% Generated by roxygen2: do not edit by hand
% Please edit documentation in R/freq_by.R
\name{freq_by}
\alias{freq_by}
\title{Frequency Table by Group (wide): n (\%) with flexible ordering and formats}
\usage{
freq_by(
  data,
  denom_data = NULL,
  main_group,
  last_group,
  label,
  sec_ord,
  fmt = NULL,
  use_sas_round = FALSE,
  indent = 2,
  id_var = "USUBJID",
  include_all_fmt_levels = TRUE,
  na_to_code = NULL
)
}
\arguments{
\item{data}{A data frame containing at least \code{main_group}, \code{last_group}, and an ID column.}

\item{denom_data}{Optional data frame used to derive denominators (N per treatment).
Defaults to \code{data}.}

\item{main_group}{Character scalar. The treatment or grouping variable name (columns in output),
e.g., \code{"TRTAN"}.}

\item{last_group}{Character scalar. The categorical \strong{code} variable to tabulate (rows).
Numeric or character are both accepted; converted to character for display/ordering.}

\item{label}{Character scalar. A header row displayed on top (unindented).}

\item{sec_ord}{Integer scalar carried through for downstream table sorting.}

\item{fmt}{Optional. Either:
\itemize{
\item a \strong{named character vector} like \code{c("1"="<1","2"="1-<4",...)} (names = codes, values = labels), or
\item a \strong{data.frame/tibble} with columns \code{value} (codes) and \code{raw} (labels), or
\item a \strong{string} naming an object (in parent frame) that resolves to either of the above.
If \code{NULL} (default), labels are derived from unique values of \code{data[[last_group]]}.
}}

\item{use_sas_round}{Logical; if \code{TRUE}, percent is rounded with SAS-compatible
“round halves away from zero” via \code{sas_round()}. Default \code{FALSE}.}

\item{indent}{Integer number of \strong{leading spaces} applied to all category rows
(the first \code{label} row is not indented). Default \code{2}.}

\item{id_var}{Character; the subject identifier column. If not found in \code{data},
the function tries common alternatives (e.g., \code{USUBJID}, \code{SUBJID}, etc.).}

\item{include_all_fmt_levels}{Logical; if \code{TRUE} (default), the row order is built from the
\strong{union of format codes and data codes} (numeric sort). When \code{fmt = NULL},
this effectively reduces to observed data codes only.}

\item{na_to_code}{Optional character scalar (e.g., \code{"4"}). If supplied, NA values in
\code{last_group} are \strong{counted under that code} before tabulation.}
}
\value{
A tibble with:
\itemize{
\item \code{stat} (character), \code{sort_ord} (integer), \code{sec_ord} (integer),
\item One column per treatment arm (e.g., \code{trt1}, \code{trt2}, …), with \code{"n (pct)"} or \code{"0"}.
}
}
\description{
\code{freq_by()} produces a one-level frequency table by treatment (wide layout)
where each row is a category of \code{last_group} (e.g., a bucketed lab value),
and each treatment column shows \strong{n (\%)} using distinct subject counts.
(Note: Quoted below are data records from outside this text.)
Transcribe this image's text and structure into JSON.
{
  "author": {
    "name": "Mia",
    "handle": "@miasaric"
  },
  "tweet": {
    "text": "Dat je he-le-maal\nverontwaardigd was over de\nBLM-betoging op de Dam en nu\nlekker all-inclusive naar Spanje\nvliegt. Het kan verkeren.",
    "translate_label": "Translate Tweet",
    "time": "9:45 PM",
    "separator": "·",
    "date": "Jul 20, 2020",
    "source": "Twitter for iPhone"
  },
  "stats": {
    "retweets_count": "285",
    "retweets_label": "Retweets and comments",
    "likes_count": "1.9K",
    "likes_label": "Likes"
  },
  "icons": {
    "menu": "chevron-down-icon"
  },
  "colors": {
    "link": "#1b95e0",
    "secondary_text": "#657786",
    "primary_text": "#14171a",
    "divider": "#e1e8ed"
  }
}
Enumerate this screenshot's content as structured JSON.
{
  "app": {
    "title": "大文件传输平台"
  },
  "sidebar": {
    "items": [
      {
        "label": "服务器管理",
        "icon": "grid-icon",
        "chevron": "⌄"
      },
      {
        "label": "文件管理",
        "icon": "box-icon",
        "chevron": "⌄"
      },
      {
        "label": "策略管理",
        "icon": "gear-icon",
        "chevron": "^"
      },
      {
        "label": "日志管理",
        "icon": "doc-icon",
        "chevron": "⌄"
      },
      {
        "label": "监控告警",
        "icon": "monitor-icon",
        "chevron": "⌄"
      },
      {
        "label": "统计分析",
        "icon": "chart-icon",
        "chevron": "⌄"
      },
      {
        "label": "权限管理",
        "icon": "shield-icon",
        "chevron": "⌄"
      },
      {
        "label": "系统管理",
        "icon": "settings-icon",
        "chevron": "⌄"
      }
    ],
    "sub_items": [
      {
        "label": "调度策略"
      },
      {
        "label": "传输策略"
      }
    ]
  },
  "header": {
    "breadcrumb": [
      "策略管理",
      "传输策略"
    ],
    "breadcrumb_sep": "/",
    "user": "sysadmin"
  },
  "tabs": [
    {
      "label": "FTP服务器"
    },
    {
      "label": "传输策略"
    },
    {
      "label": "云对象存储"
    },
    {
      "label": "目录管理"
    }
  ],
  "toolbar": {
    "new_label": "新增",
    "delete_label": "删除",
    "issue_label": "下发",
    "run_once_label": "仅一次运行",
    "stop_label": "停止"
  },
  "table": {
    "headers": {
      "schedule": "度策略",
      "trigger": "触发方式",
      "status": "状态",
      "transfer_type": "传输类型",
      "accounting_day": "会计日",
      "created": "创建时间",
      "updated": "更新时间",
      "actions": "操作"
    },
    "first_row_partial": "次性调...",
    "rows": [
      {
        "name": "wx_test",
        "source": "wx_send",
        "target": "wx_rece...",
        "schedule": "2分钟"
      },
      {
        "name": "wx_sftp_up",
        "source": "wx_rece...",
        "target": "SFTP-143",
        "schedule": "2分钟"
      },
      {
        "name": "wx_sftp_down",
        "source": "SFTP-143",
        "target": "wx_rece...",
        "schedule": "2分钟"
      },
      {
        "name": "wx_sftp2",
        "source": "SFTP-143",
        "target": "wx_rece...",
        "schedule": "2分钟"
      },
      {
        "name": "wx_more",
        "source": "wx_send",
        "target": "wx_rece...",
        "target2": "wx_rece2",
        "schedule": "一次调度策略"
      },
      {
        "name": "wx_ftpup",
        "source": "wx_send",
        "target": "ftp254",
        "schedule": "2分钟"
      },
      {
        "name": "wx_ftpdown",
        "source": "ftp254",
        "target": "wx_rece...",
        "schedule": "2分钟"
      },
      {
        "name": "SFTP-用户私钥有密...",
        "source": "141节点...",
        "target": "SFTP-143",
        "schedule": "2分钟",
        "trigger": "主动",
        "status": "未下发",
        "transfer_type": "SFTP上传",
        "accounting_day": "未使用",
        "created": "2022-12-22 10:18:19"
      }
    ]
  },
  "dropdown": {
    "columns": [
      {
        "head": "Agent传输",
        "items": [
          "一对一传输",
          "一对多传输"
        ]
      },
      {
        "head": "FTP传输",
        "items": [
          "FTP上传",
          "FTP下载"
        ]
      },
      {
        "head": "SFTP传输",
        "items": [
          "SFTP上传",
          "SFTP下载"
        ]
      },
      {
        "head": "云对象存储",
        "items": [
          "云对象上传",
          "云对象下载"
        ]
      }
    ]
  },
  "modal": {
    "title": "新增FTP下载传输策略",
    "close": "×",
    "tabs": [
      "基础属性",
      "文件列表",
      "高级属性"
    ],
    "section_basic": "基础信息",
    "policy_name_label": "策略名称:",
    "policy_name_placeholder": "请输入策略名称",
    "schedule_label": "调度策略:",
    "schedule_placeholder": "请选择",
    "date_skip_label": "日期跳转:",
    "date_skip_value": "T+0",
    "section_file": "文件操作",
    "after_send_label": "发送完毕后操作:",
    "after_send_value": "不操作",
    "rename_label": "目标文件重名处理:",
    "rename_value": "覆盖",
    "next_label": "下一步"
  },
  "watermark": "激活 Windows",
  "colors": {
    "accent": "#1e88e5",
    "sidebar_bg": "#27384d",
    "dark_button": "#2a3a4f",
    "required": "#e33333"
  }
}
New: If \code{fmt} is \strong{not provided} (\code{NULL}), labels are derived from the \strong{unique
values present in \code{data[[last_group]]}} (post \code{na_to_code} mapping, if used).

It supports:
\itemize{
\item \strong{SAS-style rounding} (\code{use_sas_round = TRUE}) for the percent.
\item Format mapping via either a \strong{named vector} or a \strong{tibble/data.frame} with
columns \code{value} (codes) and \code{raw} (labels).
\item \strong{Ordering} by the \strong{numeric value} of \code{last_group} found in the data,
or optionally the \strong{union} of format + data codes (\code{include_all_fmt_levels}).
\item Counting \strong{NA} under a chosen code/label using \code{na_to_code} (e.g., code \code{"4"} = \code{"MISSING"}).
\item Auto-detecting the subject ID column when \code{id_var} is not provided.
}
}
\details{
\itemize{
\item Counting uses \code{n_distinct(id_var)} within each \verb{(main_group, last_group)} cell.
\item Percent is \code{100 * n / N} where \code{N} = distinct subjects in \code{denom_data} by \code{main_group}.
\item When \code{fmt = NULL}, both \strong{codes} and \strong{labels} are taken from the observed values
of \code{last_group} (after applying \code{na_to_code} mapping), ordered numerically where possible.
\item Output treatment columns are normalized to \code{trtXX} if original names start with digits.
\item Missing treatment arms are added as \code{"0"}.
}
}
\examples{
set.seed(1)

toy_adsl <- tibble::tibble(
  USUBJID = sprintf("ID\%03d", 1:60),
  TRTAN   = sample(c(1, 2), size = 60, replace = TRUE),
  AGE     = sample(18:85, size = 60, replace = TRUE),
  SEX     = sample(c("Male", "Female"), size = 60, replace = TRUE),
  ETHNIC  = sample(
    c("Hispanic or Latino",
      "Not Hispanic or Latino",
      "Unknown",
      NA_character_),
    size = 60, replace = TRUE
  )
) |>
  dplyr::mutate(
    AGEGR1 = dplyr::case_when(
      AGE < 65            ~ "<65 years",
      AGE >= 65 & AGE < 75 ~ "65–<75 years",
      AGE >= 75           ~ ">=75 years"
    )
  )

toy_dm <- toy_adsl |>
  dplyr::select(USUBJID, TRTAN)

freq_by(
  data       = toy_adsl,
  denom_data = toy_dm,
  main_group = "TRTAN",
  last_group = "AGEGR1",
  label      = "Age group, n (\%)",
  sec_ord    = 1,
  fmt        = NULL,
  na_to_code = NULL
)

freq_by(
  data       = toy_adsl,
  denom_data = toy_dm,
  main_group = "TRTAN",
  last_group = "SEX",
  label      = "Sex, n (\%)",
  sec_ord    = 2,
  fmt        = NULL,
  na_to_code = "99"
)

fmt_ethnic <- c(
  "Hispanic or Latino"         = "Hispanic or Latino",
  "Not Hispanic or Latino"     = "Not Hispanic or Latino",
  "Unknown"                    = "Unknown",
  "99"                         = "Missing"
)

freq_by(
  data       = toy_adsl,
  denom_data = toy_dm,
  main_group = "TRTAN",
  last_group = "ETHNIC",
  label      = "Ethnic group, n (\%)",
  sec_ord    = 3,
  fmt        = fmt_ethnic,
  include_all_fmt_levels = TRUE,
  na_to_code = "99"
)

}